Se souvenir qu’elle aimait la danse

Portrait d’Henrietta Lacks, National Portrait Gallery, Londres
Paris, le samedi 26 septembre 2020 - Les spaghettis étaient son plat préféré. Elle adorait danser, notamment en faisant tourner l’un de ses cinq enfants dans ses bras. Elle s'habillait avec style et portait souvent du vernis à ongles rouge. Elle était le premier pilier de sa grande famille. Ce pourrait être n’importe quelle mère, n’importe quelle femme. Mais elle a pourtant contribué à sauver des milliers de personnes à travers le monde. Pendant des dizaines d’années, il n’y aura néanmoins jamais eu de plaque commémorative à son nom dans les couloirs des universités où ses initiales ont été si souvent répétées. D’ailleurs, au fil des ans, la signification de cette abréviation se sera perdue. Et au-delà de la femme qui danse, le souvenir aura été effacé de son prénom et de son nom.

Quatre lettres pour tout hommage

HeLa : le terme est connu des médecins et chercheurs du monde entier depuis le début des années cinquante. Il désigne la première lignée cellulaire immortelle d’origine humaine. Cette lignée a été utilisée pour effectuer des recherches sur de très nombreuses pathologies, dont la poliomyélite ou les infections à papillomavirus. A partir des cellules HeLa ont également été développés les travaux qui ont conduit à la mise au point de la technique de fécondation in vitro. Certains le savent, HeLa sont les lettres que le médecin qui venait de prélever les cellules initiales chez une femme de 31 ans qui allait mourir quelque temps après d’un cancer de l’utérus foudroyant, a griffonné sur le tube où elles ont été recueillies. « He » comme Henrietta et « La » comme Lacks. Henrietta n’en a jamais rien su et n’a pas plus pu consentir à ce prélèvement et surtout à l’utilisation planétaire qui en a été faite.

Sans trompette ni tombeau

Pendant des années, la famille d’Henrietta, jeune femme noire pauvre, qui avait travaillé presque toute sa vie à ramasser du tabac, a ignoré que les cellules de leur mère et épouse étaient devenues si précieuses pour des chercheurs du monde entier. Quand les premiers travaux réalisés grâce aux cellules HeLa ont été médiatisés et l’origine de cette extraordinaire lignée cellulaire, ils ont manifesté leur désapprobation face à l’absence d’information d’Henrietta. Surtout, ils ont dénoncé l’ignorance où ils avaient été laissés et le défaut total de reconnaissance… qui a conduit celle à l’origine de tant de découvertes à reposer dans une sépulture anonyme.

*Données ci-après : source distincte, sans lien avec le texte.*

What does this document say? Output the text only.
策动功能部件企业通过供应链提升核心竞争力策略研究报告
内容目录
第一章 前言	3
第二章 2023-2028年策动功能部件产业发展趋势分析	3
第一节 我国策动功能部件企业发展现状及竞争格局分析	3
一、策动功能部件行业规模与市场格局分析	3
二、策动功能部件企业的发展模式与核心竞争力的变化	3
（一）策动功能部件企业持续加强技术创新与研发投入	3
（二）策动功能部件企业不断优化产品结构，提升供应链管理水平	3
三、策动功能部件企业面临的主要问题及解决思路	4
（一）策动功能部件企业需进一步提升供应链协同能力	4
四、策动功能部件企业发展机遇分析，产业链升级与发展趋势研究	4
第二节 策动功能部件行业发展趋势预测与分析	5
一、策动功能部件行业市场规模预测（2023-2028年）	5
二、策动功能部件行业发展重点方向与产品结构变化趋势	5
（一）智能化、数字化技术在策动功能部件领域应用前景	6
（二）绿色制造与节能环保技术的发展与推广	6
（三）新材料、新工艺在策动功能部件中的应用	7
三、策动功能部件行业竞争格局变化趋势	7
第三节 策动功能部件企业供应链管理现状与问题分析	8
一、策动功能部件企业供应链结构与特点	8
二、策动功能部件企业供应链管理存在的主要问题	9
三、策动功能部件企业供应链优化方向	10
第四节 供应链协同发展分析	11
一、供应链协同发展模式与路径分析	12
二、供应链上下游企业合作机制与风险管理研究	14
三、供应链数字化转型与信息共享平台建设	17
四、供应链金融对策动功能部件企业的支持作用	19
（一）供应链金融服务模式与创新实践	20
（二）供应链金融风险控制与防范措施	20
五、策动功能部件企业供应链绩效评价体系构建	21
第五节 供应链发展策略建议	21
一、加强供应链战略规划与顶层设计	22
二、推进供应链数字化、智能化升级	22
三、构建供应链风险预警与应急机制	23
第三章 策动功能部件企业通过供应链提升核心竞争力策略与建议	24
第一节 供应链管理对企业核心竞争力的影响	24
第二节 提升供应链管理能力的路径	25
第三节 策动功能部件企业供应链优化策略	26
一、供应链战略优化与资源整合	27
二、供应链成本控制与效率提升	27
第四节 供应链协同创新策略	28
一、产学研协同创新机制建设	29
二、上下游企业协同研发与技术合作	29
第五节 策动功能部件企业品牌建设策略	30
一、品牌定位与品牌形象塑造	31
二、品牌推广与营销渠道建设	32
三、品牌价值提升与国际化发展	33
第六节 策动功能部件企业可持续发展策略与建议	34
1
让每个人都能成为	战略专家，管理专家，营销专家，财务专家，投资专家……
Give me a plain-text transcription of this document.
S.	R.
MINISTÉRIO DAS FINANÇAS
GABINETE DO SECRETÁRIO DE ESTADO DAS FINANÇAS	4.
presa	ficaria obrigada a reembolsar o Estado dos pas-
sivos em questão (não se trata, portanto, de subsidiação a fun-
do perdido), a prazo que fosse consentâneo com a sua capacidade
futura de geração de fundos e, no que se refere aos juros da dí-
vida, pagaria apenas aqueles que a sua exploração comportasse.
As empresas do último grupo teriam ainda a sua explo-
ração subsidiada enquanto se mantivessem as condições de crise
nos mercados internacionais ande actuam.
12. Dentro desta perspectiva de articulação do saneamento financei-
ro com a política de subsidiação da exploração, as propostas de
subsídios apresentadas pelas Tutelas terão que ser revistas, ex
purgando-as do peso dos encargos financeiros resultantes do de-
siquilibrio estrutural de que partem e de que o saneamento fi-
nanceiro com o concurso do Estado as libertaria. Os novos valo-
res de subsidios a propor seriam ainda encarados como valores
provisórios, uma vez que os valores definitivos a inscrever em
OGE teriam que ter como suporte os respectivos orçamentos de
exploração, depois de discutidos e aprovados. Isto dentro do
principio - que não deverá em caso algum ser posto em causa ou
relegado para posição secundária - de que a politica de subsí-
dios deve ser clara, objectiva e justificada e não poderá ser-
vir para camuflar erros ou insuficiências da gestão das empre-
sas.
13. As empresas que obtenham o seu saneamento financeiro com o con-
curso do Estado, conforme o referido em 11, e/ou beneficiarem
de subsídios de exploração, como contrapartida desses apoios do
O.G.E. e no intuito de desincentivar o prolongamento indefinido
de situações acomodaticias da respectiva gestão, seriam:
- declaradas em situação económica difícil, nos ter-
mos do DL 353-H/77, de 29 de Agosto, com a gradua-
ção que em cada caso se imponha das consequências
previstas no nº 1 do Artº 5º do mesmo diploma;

La réparation plutôt que la sanction

Longtemps, ces contestations ont été à peine entendues. Cependant, les mouvements récents visant à démontrer la persistance de manifestations racistes dans la société américaine ont conduit à rappeler l’histoire d’Henrietta Lacks. Beaucoup ont vu en elle le symbole du mépris avec lequel dans les années 50 (et de façon moins marquante mais néanmoins toujours possible) les noirs américains ont pu être méprisés par la médecine. Certains, au sein de la mouvance Black Lives Matter militaient pour que les cellules HeLa ne puissent plus être utilisées par la recherche. Mais tel n’est pas le souhait de sa famille comme le rappelle un article récemment paru dans la revue Nature. Bien plus certainement, en collaboration avec les institutions de recherche les plus prestigieuses des Etats-Unis, souhaite-t-elle œuvrer pour mettre en place des mécanismes permettant de garantir dans l’avenir le respect du consentement des personnes. A l’occasion cette année du centenaire de la naissance d’Henrietta, ses descendants ont ainsi mené une campagne de sensibilisation positive. « Je veux que les scientifiques reconnaissent que les cellules HeLa proviennent d'une femme afro-américaine qui était de chair et de sang, qui avait une famille et qui avait une histoire » insiste ainsi auprès de Nature sa petite-fille Jeri Lacks-Whye, citée par Nature. De son côté, son petit-fils Alfred Lacks Carter veut retenir toutes les découvertes positives liées aux cellules HeLa et résume : « Elles ont été prélevées dans de mauvaises conditions, mais elles ont permis tant de bienfaits dans le monde ».

A.H.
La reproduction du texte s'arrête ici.